Le 9 novembre 1991, le requérant fut assigné par M. D. devant le tribunal de Bénévent afin d’obtenir réparation des dommages subis lors d’une bagarre.
La mise en état de l’affaire commença, après un renvoi d’office, le 29 mai 1992. L’audience du 11 décembre 1992 fut reportée au 28 mai 1993 à la demande des parties. Cette audience fut renvoyée d’office à trois reprises jusqu’au 8 février 1994, date à laquelle les parties demandèrent un renvoi. L’audience du 26 septembre 1994 fut renvoyée d’office au 15 mars 1995. Des cinq audiences qui eurent lieu entre cette date et le 16 mars 1998, une fut reportée à la demande des parties, trois concernèrent l’audition de témoins et une fut renvoyée car les témoins étaient absents.

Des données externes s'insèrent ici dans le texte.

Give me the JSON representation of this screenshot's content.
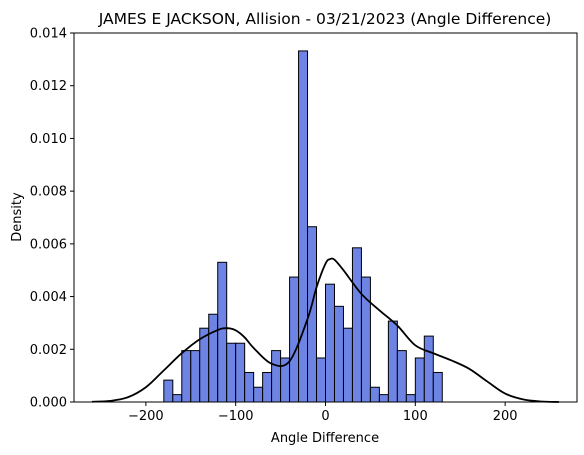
{
  "chart_data": {
    "type": "bar",
    "title": "JAMES E JACKSON, Allision - 03/21/2023 (Angle Difference)",
    "xlabel": "Angle Difference",
    "ylabel": "Density",
    "xlim": [
      -280,
      280
    ],
    "ylim": [
      0,
      0.014
    ],
    "xticks": [
      -200,
      -100,
      0,
      100,
      200
    ],
    "xtick_labels": [
      "−200",
      "−100",
      "0",
      "100",
      "200"
    ],
    "yticks": [
      0,
      0.002,
      0.004,
      0.006,
      0.008,
      0.01,
      0.012,
      0.014
    ],
    "ytick_labels": [
      "0.000",
      "0.002",
      "0.004",
      "0.006",
      "0.008",
      "0.010",
      "0.012",
      "0.014"
    ],
    "grid": false,
    "bin_start": -180,
    "bin_width": 10,
    "values": [
      0.00083,
      0.00028,
      0.00195,
      0.00195,
      0.0028,
      0.00333,
      0.0053,
      0.00223,
      0.00223,
      0.00112,
      0.00056,
      0.00112,
      0.00195,
      0.00167,
      0.00474,
      0.01332,
      0.00665,
      0.00167,
      0.00447,
      0.00363,
      0.0028,
      0.00585,
      0.00474,
      0.00056,
      0.00028,
      0.00307,
      0.00195,
      0.00028,
      0.00167,
      0.0025,
      0.00112
    ],
    "kde": {
      "x": [
        -260,
        -240,
        -220,
        -200,
        -180,
        -160,
        -140,
        -120,
        -110,
        -100,
        -90,
        -80,
        -60,
        -40,
        -20,
        -10,
        0,
        5,
        10,
        20,
        40,
        60,
        80,
        100,
        120,
        140,
        160,
        180,
        200,
        220,
        240,
        260
      ],
      "y": [
        1e-05,
        4e-05,
        0.00018,
        0.00056,
        0.0012,
        0.00185,
        0.00238,
        0.00273,
        0.0028,
        0.00272,
        0.00245,
        0.00205,
        0.00145,
        0.00155,
        0.00315,
        0.00435,
        0.00525,
        0.00542,
        0.0054,
        0.005,
        0.0041,
        0.00348,
        0.0029,
        0.00215,
        0.00185,
        0.00158,
        0.00126,
        0.00078,
        0.00032,
        0.0001,
        2e-05,
        0.0
      ],
      "color": "#000000"
    },
    "bar_color": "#6d84e4",
    "bar_edge_color": "#000000"
  }
}
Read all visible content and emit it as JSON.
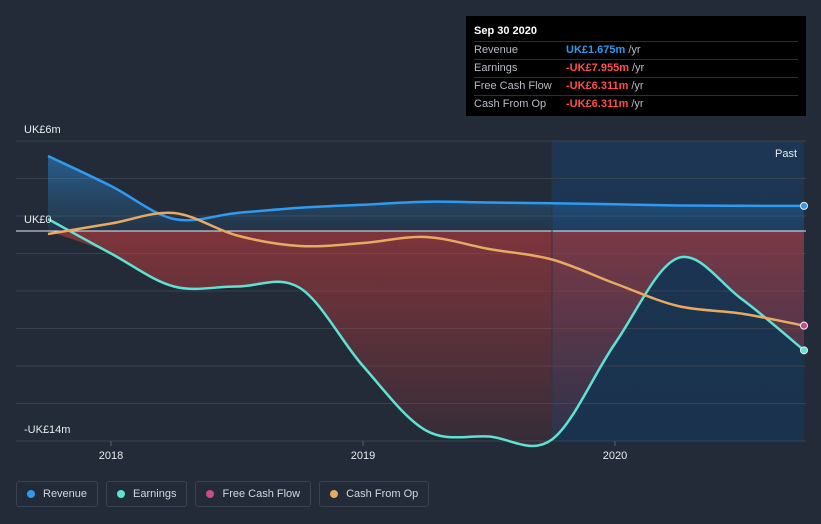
{
  "tooltip": {
    "date": "Sep 30 2020",
    "rows": [
      {
        "label": "Revenue",
        "value": "UK£1.675m",
        "unit": "/yr",
        "color": "#2e9af0"
      },
      {
        "label": "Earnings",
        "value": "-UK£7.955m",
        "unit": "/yr",
        "color": "#ff4d4d"
      },
      {
        "label": "Free Cash Flow",
        "value": "-UK£6.311m",
        "unit": "/yr",
        "color": "#ff4d4d"
      },
      {
        "label": "Cash From Op",
        "value": "-UK£6.311m",
        "unit": "/yr",
        "color": "#ff4d4d"
      }
    ]
  },
  "legend": [
    {
      "label": "Revenue",
      "color": "#2e9af0"
    },
    {
      "label": "Earnings",
      "color": "#5de3d3"
    },
    {
      "label": "Free Cash Flow",
      "color": "#c84b8a"
    },
    {
      "label": "Cash From Op",
      "color": "#e8a963"
    }
  ],
  "chart_data": {
    "type": "area",
    "title": "",
    "y_top_label": "UK£6m",
    "y_zero_label": "UK£0",
    "y_bottom_label": "-UK£14m",
    "past_label": "Past",
    "ylim": [
      -14,
      6
    ],
    "xlim": [
      2017.75,
      2020.75
    ],
    "x_ticks": [
      {
        "x": 2018.0,
        "label": "2018"
      },
      {
        "x": 2019.0,
        "label": "2019"
      },
      {
        "x": 2020.0,
        "label": "2020"
      }
    ],
    "highlight_from_x": 2019.75,
    "series": [
      {
        "name": "Revenue",
        "color": "#2e9af0",
        "x": [
          2017.75,
          2018.0,
          2018.25,
          2018.5,
          2018.75,
          2019.0,
          2019.25,
          2019.5,
          2019.75,
          2020.0,
          2020.25,
          2020.5,
          2020.75
        ],
        "y": [
          5.0,
          3.0,
          0.8,
          1.2,
          1.55,
          1.75,
          1.95,
          1.9,
          1.85,
          1.78,
          1.7,
          1.68,
          1.675
        ]
      },
      {
        "name": "Earnings",
        "color": "#5de3d3",
        "x": [
          2017.75,
          2018.0,
          2018.25,
          2018.5,
          2018.75,
          2019.0,
          2019.25,
          2019.5,
          2019.75,
          2020.0,
          2020.25,
          2020.5,
          2020.75
        ],
        "y": [
          0.8,
          -1.5,
          -3.7,
          -3.7,
          -3.8,
          -9.0,
          -13.3,
          -13.7,
          -13.9,
          -7.5,
          -1.8,
          -4.5,
          -7.955
        ]
      },
      {
        "name": "Cash From Op",
        "color": "#e8a963",
        "x": [
          2017.75,
          2018.0,
          2018.25,
          2018.5,
          2018.75,
          2019.0,
          2019.25,
          2019.5,
          2019.75,
          2020.0,
          2020.25,
          2020.5,
          2020.75
        ],
        "y": [
          -0.2,
          0.5,
          1.2,
          -0.3,
          -1.0,
          -0.8,
          -0.4,
          -1.2,
          -1.9,
          -3.5,
          -5.0,
          -5.5,
          -6.311
        ]
      },
      {
        "name": "Free Cash Flow",
        "color": "#c84b8a",
        "x": [
          2020.75
        ],
        "y": [
          -6.311
        ]
      }
    ]
  }
}
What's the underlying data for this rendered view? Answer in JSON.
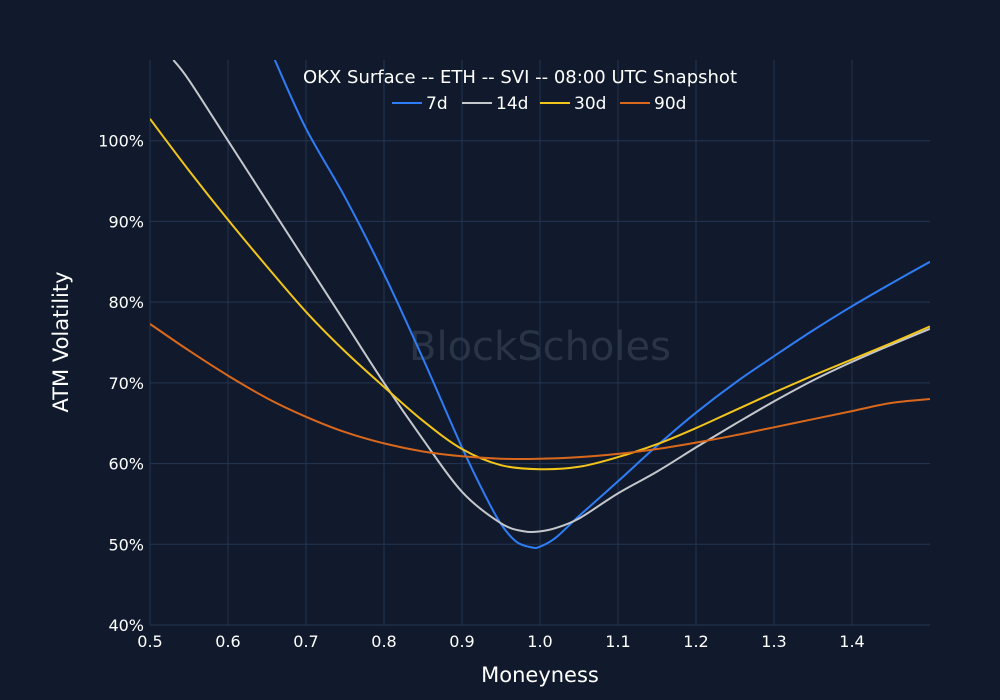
{
  "chart_data": {
    "type": "line",
    "title": "OKX Surface -- ETH -- SVI -- 08:00 UTC Snapshot",
    "xlabel": "Moneyness",
    "ylabel": "ATM Volatility",
    "xlim": [
      0.5,
      1.5
    ],
    "ylim": [
      40,
      110
    ],
    "x_ticks": [
      0.5,
      0.6,
      0.7,
      0.8,
      0.9,
      1.0,
      1.1,
      1.2,
      1.3,
      1.4
    ],
    "x_tick_labels": [
      "0.5",
      "0.6",
      "0.7",
      "0.8",
      "0.9",
      "1.0",
      "1.1",
      "1.2",
      "1.3",
      "1.4"
    ],
    "y_ticks": [
      40,
      50,
      60,
      70,
      80,
      90,
      100
    ],
    "y_tick_labels": [
      "40%",
      "50%",
      "60%",
      "70%",
      "80%",
      "90%",
      "100%"
    ],
    "grid": true,
    "legend_position": "top-center",
    "watermark": "BlockScholes",
    "series": [
      {
        "name": "7d",
        "color": "#2f7df6",
        "x": [
          0.66,
          0.7,
          0.75,
          0.8,
          0.85,
          0.9,
          0.93,
          0.95,
          0.97,
          0.99,
          1.0,
          1.02,
          1.05,
          1.1,
          1.15,
          1.2,
          1.25,
          1.3,
          1.35,
          1.4,
          1.45,
          1.5
        ],
        "y": [
          110,
          101.5,
          93,
          83.5,
          73,
          62,
          56,
          52.5,
          50.3,
          49.6,
          49.7,
          50.8,
          53.5,
          57.8,
          62.2,
          66.3,
          70,
          73.3,
          76.5,
          79.5,
          82.3,
          85
        ]
      },
      {
        "name": "14d",
        "color": "#c4c7cc",
        "x": [
          0.53,
          0.55,
          0.6,
          0.65,
          0.7,
          0.75,
          0.8,
          0.85,
          0.9,
          0.95,
          0.98,
          1.0,
          1.02,
          1.05,
          1.1,
          1.15,
          1.2,
          1.25,
          1.3,
          1.35,
          1.4,
          1.45,
          1.5
        ],
        "y": [
          110,
          107.5,
          100,
          92.5,
          85,
          77.5,
          70,
          63,
          56.5,
          52.6,
          51.6,
          51.6,
          52,
          53.2,
          56.3,
          59,
          62,
          64.9,
          67.7,
          70.3,
          72.6,
          74.7,
          76.7
        ]
      },
      {
        "name": "30d",
        "color": "#f2c51a",
        "x": [
          0.5,
          0.55,
          0.6,
          0.65,
          0.7,
          0.75,
          0.8,
          0.85,
          0.9,
          0.95,
          1.0,
          1.05,
          1.1,
          1.15,
          1.2,
          1.25,
          1.3,
          1.35,
          1.4,
          1.45,
          1.5
        ],
        "y": [
          102.7,
          96.3,
          90.2,
          84.4,
          78.8,
          73.9,
          69.5,
          65.3,
          61.8,
          59.8,
          59.3,
          59.6,
          60.8,
          62.4,
          64.4,
          66.6,
          68.8,
          70.9,
          72.9,
          74.9,
          77
        ]
      },
      {
        "name": "90d",
        "color": "#d9681c",
        "x": [
          0.5,
          0.55,
          0.6,
          0.65,
          0.7,
          0.75,
          0.8,
          0.85,
          0.9,
          0.95,
          1.0,
          1.05,
          1.1,
          1.15,
          1.2,
          1.25,
          1.3,
          1.35,
          1.4,
          1.45,
          1.5
        ],
        "y": [
          77.3,
          74,
          70.9,
          68.1,
          65.8,
          63.9,
          62.5,
          61.5,
          60.9,
          60.6,
          60.6,
          60.8,
          61.2,
          61.8,
          62.6,
          63.5,
          64.5,
          65.5,
          66.5,
          67.5,
          68
        ]
      }
    ]
  }
}
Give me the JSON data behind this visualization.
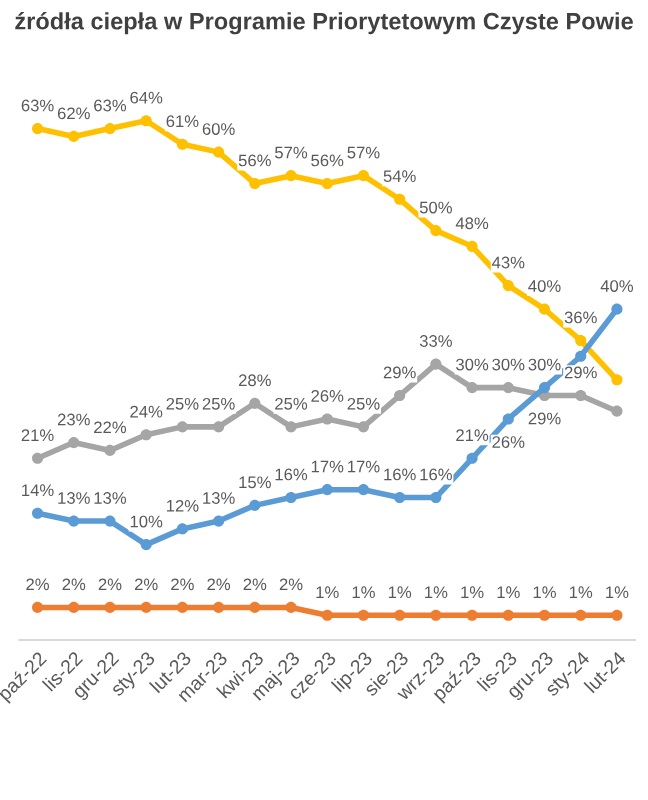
{
  "chart_data": {
    "type": "line",
    "title": "źródła ciepła w Programie Priorytetowym Czyste Powie",
    "categories": [
      "paź-22",
      "lis-22",
      "gru-22",
      "sty-23",
      "lut-23",
      "mar-23",
      "kwi-23",
      "maj-23",
      "cze-23",
      "lip-23",
      "sie-23",
      "wrz-23",
      "paź-23",
      "lis-23",
      "gru-23",
      "sty-24",
      "lut-24"
    ],
    "series": [
      {
        "color": "#ffc000",
        "values": [
          63,
          62,
          63,
          64,
          61,
          60,
          56,
          57,
          56,
          57,
          54,
          50,
          48,
          43,
          40,
          36,
          31
        ],
        "value_labels": [
          "63%",
          "62%",
          "63%",
          "64%",
          "61%",
          "60%",
          "56%",
          "57%",
          "56%",
          "57%",
          "54%",
          "50%",
          "48%",
          "43%",
          "40%",
          "36%",
          null
        ]
      },
      {
        "color": "#a5a5a5",
        "values": [
          21,
          23,
          22,
          24,
          25,
          25,
          28,
          25,
          26,
          25,
          29,
          33,
          30,
          30,
          29,
          29,
          27
        ],
        "value_labels": [
          "21%",
          "23%",
          "22%",
          "24%",
          "25%",
          "25%",
          "28%",
          "25%",
          "26%",
          "25%",
          "29%",
          "33%",
          "30%",
          "30%",
          "29%",
          "29%",
          null
        ]
      },
      {
        "color": "#5b9bd5",
        "values": [
          14,
          13,
          13,
          10,
          12,
          13,
          15,
          16,
          17,
          17,
          16,
          16,
          21,
          26,
          30,
          34,
          40
        ],
        "value_labels": [
          "14%",
          "13%",
          "13%",
          "10%",
          "12%",
          "13%",
          "15%",
          "16%",
          "17%",
          "17%",
          "16%",
          "16%",
          "21%",
          "26%",
          "30%",
          null,
          "40%"
        ]
      },
      {
        "color": "#ed7d31",
        "values": [
          2,
          2,
          2,
          2,
          2,
          2,
          2,
          2,
          1,
          1,
          1,
          1,
          1,
          1,
          1,
          1,
          1
        ],
        "value_labels": [
          "2%",
          "2%",
          "2%",
          "2%",
          "2%",
          "2%",
          "2%",
          "2%",
          "1%",
          "1%",
          "1%",
          "1%",
          "1%",
          "1%",
          "1%",
          "1%",
          "1%"
        ]
      }
    ],
    "marker": "circle",
    "grid": false,
    "legend": false
  }
}
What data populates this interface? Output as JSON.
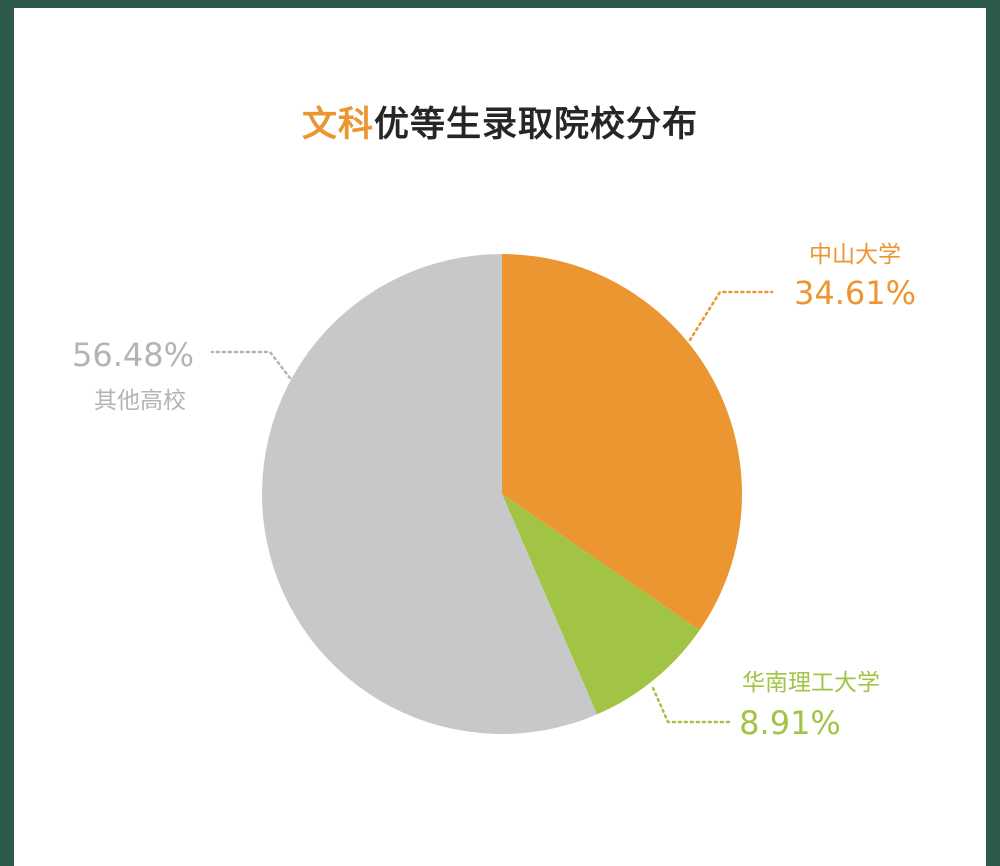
{
  "chart_data": {
    "type": "pie",
    "title_highlight": "文科",
    "title_rest": "优等生录取院校分布",
    "slices": [
      {
        "name": "中山大学",
        "value": 34.61,
        "label": "34.61%",
        "color": "#eb9630"
      },
      {
        "name": "华南理工大学",
        "value": 8.91,
        "label": "8.91%",
        "color": "#a2c444"
      },
      {
        "name": "其他高校",
        "value": 56.48,
        "label": "56.48%",
        "color": "#c8c8cb"
      }
    ]
  },
  "colors": {
    "frame": "#2e5a4a",
    "background": "#ffffff",
    "title_text": "#262626",
    "title_highlight": "#eb9630"
  }
}
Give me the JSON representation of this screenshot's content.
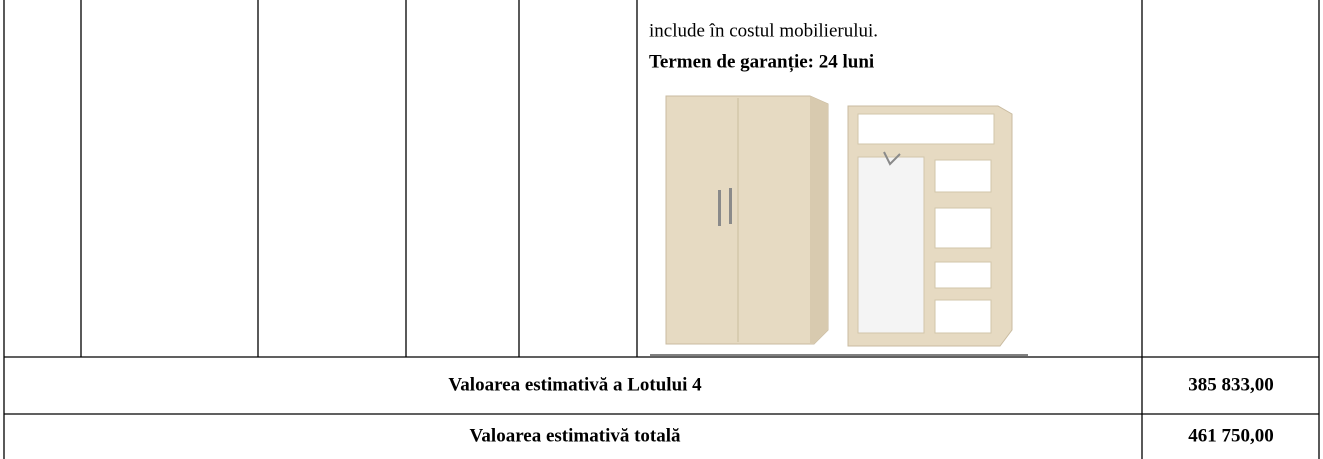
{
  "table": {
    "description": [
      "include în costul mobilierului.",
      "Termen de garanție: 24 luni"
    ],
    "totals": [
      {
        "label": "Valoarea estimativă a Lotului 4",
        "value": "385 833,00"
      },
      {
        "label": "Valoarea estimativă totală",
        "value": "461 750,00"
      }
    ]
  }
}
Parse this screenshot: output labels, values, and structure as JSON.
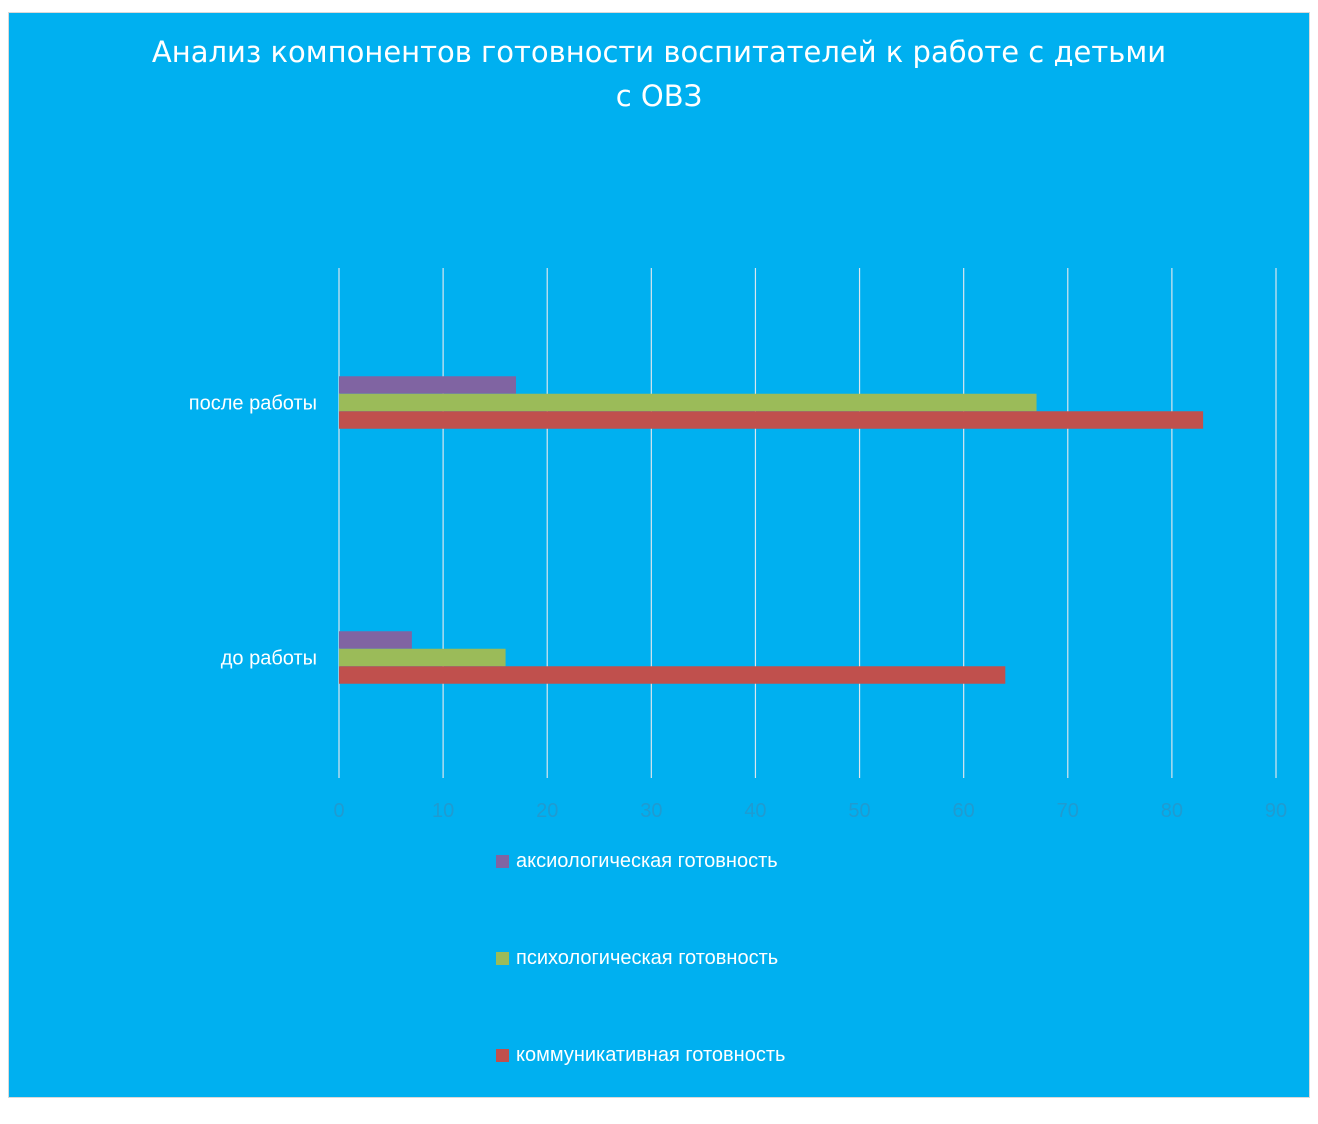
{
  "chart_data": {
    "type": "bar",
    "orientation": "horizontal",
    "title": "Анализ компонентов готовности воспитателей к работе с детьми с ОВЗ",
    "title_lines": [
      "Анализ компонентов готовности воспитателей к работе с детьми",
      "с ОВЗ"
    ],
    "categories": [
      "после работы",
      "до работы"
    ],
    "series": [
      {
        "name": "аксиологическая готовность",
        "color": "#8064a2",
        "values": [
          17,
          7
        ]
      },
      {
        "name": "психологическая готовность",
        "color": "#9bbb59",
        "values": [
          67,
          16
        ]
      },
      {
        "name": "коммуникативная готовность",
        "color": "#c0504d",
        "values": [
          83,
          64
        ]
      }
    ],
    "xlim": [
      0,
      90
    ],
    "xticks": [
      "0",
      "10",
      "20",
      "30",
      "40",
      "50",
      "60",
      "70",
      "80",
      "90"
    ],
    "grid": true,
    "legend_position": "bottom",
    "background": "#00b0f0"
  }
}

La loi concernant les sezioni stralcio étant entrée en vigueur, le président du tribunal attribua l'affaire au collège de magistrats chargé de traiter les affaires les plus anciennes (sezione stralcio) et fixa une audience au 1er avril 1999. A cette date, les parties demandèrent au juge de pouvoir continuer l’audition des témoins et le juge fixa à cette fin l’audience du 25 novembre 1999. Le jour venu, le juge renvoya l’affaire au 27 avril 2000 à la demande des parties. Le 16 juin 2000, le juge renvoya l’affaire au 20 septembre 2000. A l’audience du 15 novembre 2000, le juge renvoya l’affaire au 7 mars 2001 à la demande du requérant.
EN DROIT
Le grief du requérant porte sur la durée de la procédure litigieuse. Cette procédure, qui a débuté le 9 novembre 1991 et était encore pendante au 7 mars 2001, avait à cette date déjà duré environ neuf ans et quatre mois pour une instance.
Selon le requérant, la durée de la procédure ne répond pas à l’exigence du « délai raisonnable » (article 6 § 1 de la Convention). Le Gouvernement s’oppose à cette thèse.
La Cour estime qu’à la lumière des critères qui se dégagent de sa jurisprudence en matière de « délai raisonnable » (complexité de l’affaire, comportement du requérant et des autorités compétentes et enjeu du litige pour le requérant), et compte tenu de l’ensemble des éléments en sa possession, ce grief doit faire l’objet d’un examen au fond.
Par ces motifs, la Cour, à l’unanimité,
DÉCLARE LA REQUÊTE RECEVABLE, tous moyens de fond réservés.